Umsonst flehte Manilia um Erbarmen. Da beschlossen wir die Flucht. Im Landhaus am Tiber vor der Porta Aurelia wohnten sie. Jedoch argwöhnisch beschleunigte der Vater die Vermählung. Als ich zur verabredeten Nacht die Gartenmauer überstieg und in ihr Schlafgemach schlich, fand ich es leer. Aber vorn im Atrium scholl Hymenäen-Gesang und Flötenspiel. Atemlos schleiche ich an die Vorhänge und spähe hinein. Da ruht meine Manilia, in der Neuvermählten Tracht, an ihres Vaters Seite, der Bräutigam bei ihr - und ungezählte Gäste, Manilias bleiches Antlitz, ihre tränenfeuchten Augen seh' ich -ich sehe, wie Montanus den Arm um ihren Nacken spannt. - Da ergreift mich wahnsinnige Verzweiflung: ich stürme in den Saal und umschlinge sie und reiße sie mit mir mit hochgeschwungenem Schwert.

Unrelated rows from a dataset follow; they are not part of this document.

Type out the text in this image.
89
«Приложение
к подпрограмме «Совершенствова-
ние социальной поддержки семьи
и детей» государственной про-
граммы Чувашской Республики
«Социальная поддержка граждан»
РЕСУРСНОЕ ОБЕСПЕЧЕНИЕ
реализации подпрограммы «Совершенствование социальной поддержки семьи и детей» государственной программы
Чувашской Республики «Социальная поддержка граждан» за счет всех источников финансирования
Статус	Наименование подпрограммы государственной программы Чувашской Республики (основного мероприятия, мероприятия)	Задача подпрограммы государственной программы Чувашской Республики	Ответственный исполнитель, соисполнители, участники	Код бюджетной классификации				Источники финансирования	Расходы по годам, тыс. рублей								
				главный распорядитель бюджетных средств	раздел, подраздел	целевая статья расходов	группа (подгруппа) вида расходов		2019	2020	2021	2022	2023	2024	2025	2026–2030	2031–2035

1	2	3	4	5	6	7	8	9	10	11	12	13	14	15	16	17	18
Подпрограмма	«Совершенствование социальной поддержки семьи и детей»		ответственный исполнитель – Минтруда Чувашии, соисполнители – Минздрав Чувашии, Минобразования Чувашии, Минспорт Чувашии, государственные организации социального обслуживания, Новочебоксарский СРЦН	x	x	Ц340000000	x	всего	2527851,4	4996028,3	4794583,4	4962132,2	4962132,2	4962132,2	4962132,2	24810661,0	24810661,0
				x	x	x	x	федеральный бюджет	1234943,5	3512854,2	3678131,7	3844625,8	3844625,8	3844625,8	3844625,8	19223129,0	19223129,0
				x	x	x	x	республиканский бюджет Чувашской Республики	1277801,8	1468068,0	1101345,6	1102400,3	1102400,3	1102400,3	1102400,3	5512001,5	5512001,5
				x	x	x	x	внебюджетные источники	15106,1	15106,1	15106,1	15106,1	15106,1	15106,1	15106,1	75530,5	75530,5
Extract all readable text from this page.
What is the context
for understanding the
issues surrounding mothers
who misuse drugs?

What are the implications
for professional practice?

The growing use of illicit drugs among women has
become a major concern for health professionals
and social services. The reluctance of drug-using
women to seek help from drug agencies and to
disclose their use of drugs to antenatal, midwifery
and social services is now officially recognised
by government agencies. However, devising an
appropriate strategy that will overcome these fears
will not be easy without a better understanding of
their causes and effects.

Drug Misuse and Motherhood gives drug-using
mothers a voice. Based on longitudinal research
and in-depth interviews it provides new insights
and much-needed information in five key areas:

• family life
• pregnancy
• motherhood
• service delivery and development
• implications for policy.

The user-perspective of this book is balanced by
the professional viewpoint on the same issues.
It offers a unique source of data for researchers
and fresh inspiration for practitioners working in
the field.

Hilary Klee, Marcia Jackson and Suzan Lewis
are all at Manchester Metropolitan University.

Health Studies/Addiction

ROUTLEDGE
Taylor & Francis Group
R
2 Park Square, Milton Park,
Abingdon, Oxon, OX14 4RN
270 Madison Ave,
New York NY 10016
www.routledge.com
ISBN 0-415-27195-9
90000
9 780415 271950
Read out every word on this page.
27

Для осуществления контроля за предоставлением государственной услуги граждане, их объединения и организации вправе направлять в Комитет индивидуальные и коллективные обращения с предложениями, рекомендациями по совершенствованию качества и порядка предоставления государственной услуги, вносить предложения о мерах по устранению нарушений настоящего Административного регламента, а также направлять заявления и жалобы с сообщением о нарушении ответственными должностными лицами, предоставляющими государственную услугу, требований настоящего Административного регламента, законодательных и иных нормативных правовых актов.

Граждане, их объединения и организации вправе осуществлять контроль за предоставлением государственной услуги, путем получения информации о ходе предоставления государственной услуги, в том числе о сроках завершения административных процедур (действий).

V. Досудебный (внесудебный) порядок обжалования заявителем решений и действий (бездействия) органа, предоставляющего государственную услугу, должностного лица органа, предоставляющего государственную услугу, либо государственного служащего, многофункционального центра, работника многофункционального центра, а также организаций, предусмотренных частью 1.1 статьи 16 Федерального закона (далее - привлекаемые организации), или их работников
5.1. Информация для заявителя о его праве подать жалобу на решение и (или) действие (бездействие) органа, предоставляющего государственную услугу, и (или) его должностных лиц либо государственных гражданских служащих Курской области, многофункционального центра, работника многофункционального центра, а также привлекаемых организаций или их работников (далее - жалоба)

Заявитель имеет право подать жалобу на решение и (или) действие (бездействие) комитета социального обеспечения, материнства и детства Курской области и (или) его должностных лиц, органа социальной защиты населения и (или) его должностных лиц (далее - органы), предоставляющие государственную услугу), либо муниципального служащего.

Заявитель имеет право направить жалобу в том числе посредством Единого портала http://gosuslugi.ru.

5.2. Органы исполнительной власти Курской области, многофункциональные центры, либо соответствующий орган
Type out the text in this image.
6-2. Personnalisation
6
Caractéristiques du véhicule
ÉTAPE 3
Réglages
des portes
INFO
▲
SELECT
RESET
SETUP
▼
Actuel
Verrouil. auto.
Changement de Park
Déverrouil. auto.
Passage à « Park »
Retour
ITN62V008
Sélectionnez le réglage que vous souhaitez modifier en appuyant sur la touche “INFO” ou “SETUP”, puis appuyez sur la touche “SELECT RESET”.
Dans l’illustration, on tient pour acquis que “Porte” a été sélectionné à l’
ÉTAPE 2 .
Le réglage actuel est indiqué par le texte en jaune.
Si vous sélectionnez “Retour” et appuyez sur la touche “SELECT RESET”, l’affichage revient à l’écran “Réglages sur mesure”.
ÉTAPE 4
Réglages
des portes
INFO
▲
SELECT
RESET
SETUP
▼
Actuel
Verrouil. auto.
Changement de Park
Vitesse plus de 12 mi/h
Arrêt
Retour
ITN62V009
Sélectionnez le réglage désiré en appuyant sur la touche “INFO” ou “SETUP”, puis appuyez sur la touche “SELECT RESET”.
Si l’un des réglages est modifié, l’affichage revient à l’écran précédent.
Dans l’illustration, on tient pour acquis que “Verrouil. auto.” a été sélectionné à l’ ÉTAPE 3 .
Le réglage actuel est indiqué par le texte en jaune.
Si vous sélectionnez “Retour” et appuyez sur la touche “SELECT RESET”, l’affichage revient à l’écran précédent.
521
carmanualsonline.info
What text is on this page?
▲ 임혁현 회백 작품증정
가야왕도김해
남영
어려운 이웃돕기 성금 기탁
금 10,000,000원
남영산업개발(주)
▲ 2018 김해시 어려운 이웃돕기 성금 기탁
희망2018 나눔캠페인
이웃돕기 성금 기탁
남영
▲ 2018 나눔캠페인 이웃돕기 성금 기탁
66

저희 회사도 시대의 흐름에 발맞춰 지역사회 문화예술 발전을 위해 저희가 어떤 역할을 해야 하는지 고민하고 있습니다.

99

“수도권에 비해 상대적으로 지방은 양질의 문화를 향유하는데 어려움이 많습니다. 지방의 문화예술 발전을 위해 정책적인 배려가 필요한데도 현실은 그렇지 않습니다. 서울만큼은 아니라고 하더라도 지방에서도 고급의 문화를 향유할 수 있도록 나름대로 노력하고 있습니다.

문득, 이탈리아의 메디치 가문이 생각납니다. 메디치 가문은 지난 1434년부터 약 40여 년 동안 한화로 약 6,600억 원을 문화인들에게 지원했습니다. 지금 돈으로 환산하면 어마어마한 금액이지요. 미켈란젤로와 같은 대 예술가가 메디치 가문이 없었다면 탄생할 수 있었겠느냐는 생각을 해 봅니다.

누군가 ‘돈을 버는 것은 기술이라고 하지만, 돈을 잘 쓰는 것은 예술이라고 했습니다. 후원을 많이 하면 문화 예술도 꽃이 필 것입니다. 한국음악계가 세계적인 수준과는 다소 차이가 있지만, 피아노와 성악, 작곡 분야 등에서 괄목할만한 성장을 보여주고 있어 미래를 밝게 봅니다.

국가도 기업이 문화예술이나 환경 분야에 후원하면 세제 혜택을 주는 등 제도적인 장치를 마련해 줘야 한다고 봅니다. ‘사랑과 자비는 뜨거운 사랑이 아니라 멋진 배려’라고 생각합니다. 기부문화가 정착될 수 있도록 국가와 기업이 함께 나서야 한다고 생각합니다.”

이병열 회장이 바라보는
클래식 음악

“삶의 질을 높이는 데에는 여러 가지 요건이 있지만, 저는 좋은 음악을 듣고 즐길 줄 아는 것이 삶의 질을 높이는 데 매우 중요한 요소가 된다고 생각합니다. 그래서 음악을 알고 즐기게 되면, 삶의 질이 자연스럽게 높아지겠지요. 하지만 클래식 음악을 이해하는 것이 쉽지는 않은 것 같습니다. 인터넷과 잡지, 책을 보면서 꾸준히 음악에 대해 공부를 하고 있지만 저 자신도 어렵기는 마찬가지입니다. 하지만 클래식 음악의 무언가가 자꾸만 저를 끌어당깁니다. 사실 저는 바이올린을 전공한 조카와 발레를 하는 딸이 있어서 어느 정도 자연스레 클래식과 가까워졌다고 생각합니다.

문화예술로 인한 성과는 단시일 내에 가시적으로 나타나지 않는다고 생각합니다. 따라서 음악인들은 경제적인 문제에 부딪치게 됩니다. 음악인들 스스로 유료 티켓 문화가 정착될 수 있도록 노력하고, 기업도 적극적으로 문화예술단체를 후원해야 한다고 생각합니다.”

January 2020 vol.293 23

Aber sie waren zu neunzig, die Tapfern: lang erwehrte ich mich ihrer, da traf mich des Balten Alarich Schwert -: und sie rissen mir die Schreiende aus dem Arm und warfen mich blutend, für tot, über die Gartenmauer nah an den Tiber.
Allein damals, vor bald sechs Lustra - wie vor Jahr und Tag! -hat mich der Hauch des Flußgottes aus der Betäubung des Todes geweckt.
Fischer fanden mich, pflegten mich: ich genas.
Aber das Herz war mir aus der Brust gerissen worden jene Nacht.
Und viele, viele Jahre vergingen. Ich haßte die Welt und ihren Gott, wenn einer lebte.